STILL SOLO
14/07/2020 - 16/07/2020
Tempo Dance Festival 2020 #goingdigital
Production Details
Still Solo’ is a self-portrait photo exhibition featuring two series, ‘Liminalist’ and ‘Venetian’. The works strive to create a sense of movement in a still format, exploring how light and shadow can create a choreography against the body. The works explore ideas of how the body can exist in a liminal state as well as featuring the human form as the subject of performance. These series are an excerpt from Oli’s body of work where he continues to find how dance informs his photographic practice.
Thank you to Nicky and late Stewart Mathiesen
These photos will be shared on the Tempo Dance Festival website, www.tempo.co.nz with a selection being shown on social media.
Oli Mathiesen is a contemporary dancer working in the cross-disciplinary fields of movement, photo and film. His photographic work is contextualised by his movement practice. Oli doesn’t see either as working in two different fields, dance or photography, but the discipline is defined by the medium the final product takes form in. He continues to work in the fine arts sector with photography held in the Wallace Arts Trust, while completing his dance studies at Unitec.
Performance installation , Dance , Contemporary dance ,
15mins
Still images move
Review by Nicole Wilkie 16th Jul 2020
Still Solo by Oli Mathiesen is a photographic exhibition exploring how choreography and movement can be performed in a still image.
The two series in this exhibition, ‘Liminalist’ and ‘Venetian’, use light and shadow to create a dance against the backdrop of the human form. The two series are distinct, yet undoubtedly connected in their conceptions.

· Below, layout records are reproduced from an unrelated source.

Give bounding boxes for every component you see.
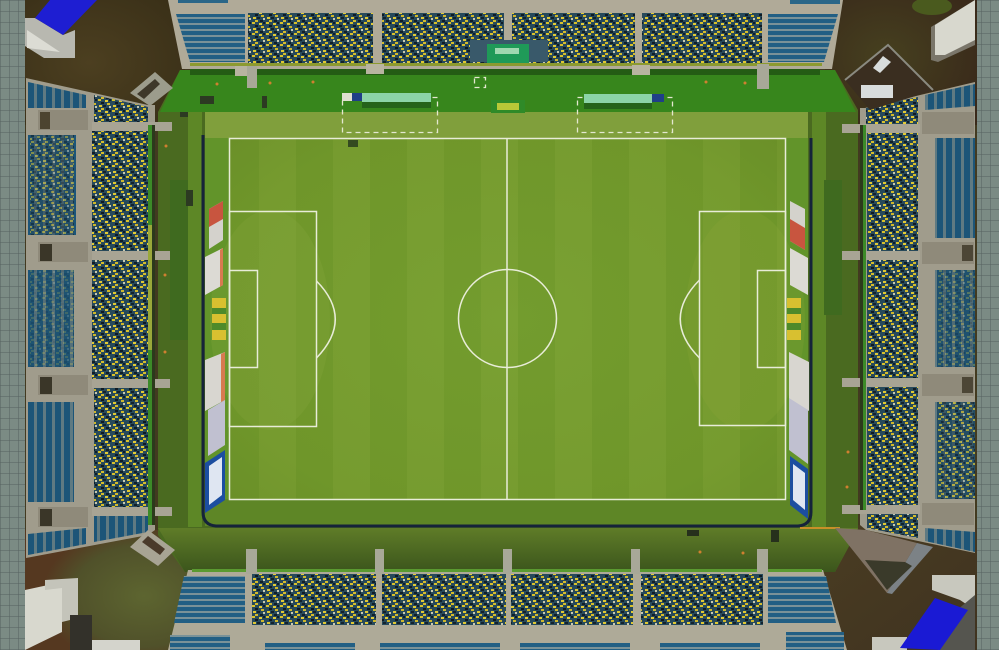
stand: bottom <box>168 549 847 650</box>
dashed warm-up zones <box>342 78 672 132</box>
top right car park <box>845 45 935 110</box>
left outer crowd over seats <box>30 135 74 235</box>
bottom stairs <box>246 549 257 574</box>
sideline staff and cones <box>164 80 850 554</box>
top stair right <box>757 64 769 89</box>
top seating blue right <box>768 14 838 62</box>
top crowd sections <box>248 13 373 63</box>
top seating blue left <box>176 14 245 62</box>
glass facade left <box>0 0 25 650</box>
left inner verge <box>188 112 202 527</box>
top VIP box <box>470 40 548 62</box>
top stair left <box>235 66 257 76</box>
grounds: bottom left corner <box>25 530 195 650</box>
right walkways <box>842 124 920 133</box>
bottom advertising band <box>192 569 822 572</box>
bottom shaded band <box>158 528 858 572</box>
goal left <box>212 298 226 340</box>
pitch perimeter barrier <box>203 135 811 526</box>
bottom right concrete apron <box>835 528 933 594</box>
stand: right <box>842 82 975 553</box>
pitch lines <box>230 138 786 500</box>
right inner crowd <box>866 97 918 124</box>
building: top left tower with screen <box>25 0 97 58</box>
pitch <box>205 78 808 526</box>
tree top right <box>912 0 952 15</box>
bottom crowd sections <box>252 574 376 625</box>
building: top right tower <box>931 0 975 62</box>
right pitch-side band <box>860 125 863 510</box>
playing surround <box>158 68 858 572</box>
right openings <box>922 112 974 134</box>
worn goal area left <box>210 210 330 430</box>
top stair middle right <box>632 65 650 75</box>
left inner crowd <box>94 95 148 122</box>
stand: top <box>168 0 843 89</box>
advertising boards right <box>789 201 809 519</box>
right outer crowd over seats <box>937 270 975 367</box>
top advertising band <box>190 63 822 66</box>
building: bottom left tower <box>25 578 140 650</box>
bottom lower rows <box>170 635 230 650</box>
advertising boards left <box>205 201 225 513</box>
left tunnel strip <box>170 180 188 340</box>
corner entrances <box>130 72 175 566</box>
big screen top left <box>35 0 97 35</box>
right outer seats <box>925 84 975 110</box>
glass facade right <box>977 0 999 650</box>
grounds: top left corner <box>25 0 185 125</box>
goal right <box>787 298 801 340</box>
left walkways <box>92 122 172 131</box>
left openings <box>38 110 88 130</box>
left outer seats <box>28 82 86 108</box>
bottom seating blue right <box>768 576 836 623</box>
bright sideline band <box>160 70 856 112</box>
bottom seating blue left <box>174 576 245 623</box>
team bench left <box>342 93 431 108</box>
big screen bottom right <box>900 598 968 650</box>
team bench right <box>584 94 664 109</box>
top scoreboard <box>487 44 529 64</box>
grounds: top right corner <box>825 0 977 125</box>
top stair middle left <box>366 64 384 74</box>
centre camera platform <box>491 100 525 113</box>
worn goal area right <box>685 210 805 430</box>
building: bottom right with screen <box>872 575 975 650</box>
grounds: bottom right corner <box>820 525 977 650</box>
right inner verge <box>812 112 826 527</box>
right tunnel strip <box>824 180 842 315</box>
top upper concourse seats <box>178 0 228 3</box>
left pitch-side band <box>148 125 152 525</box>
stand: left <box>26 78 172 558</box>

The first series depicts the body shrouded in white, semi-translucent fabric used in tandem to celebrate the body in its anatomical form and show the intricacies of human movement. The second set of pictures is much rawer and gives an intimate look at the body as a medium of performance.
Absorbing these photographs from top to bottom is akin to watching a dance, all of the images seem to inform each other and tell an abstract story of the dancer both as a performer and as a human being.
This collection of photography is simply gorgeous and Mathiesen’s talent both in front of and behind the camera is obvious through his artwork.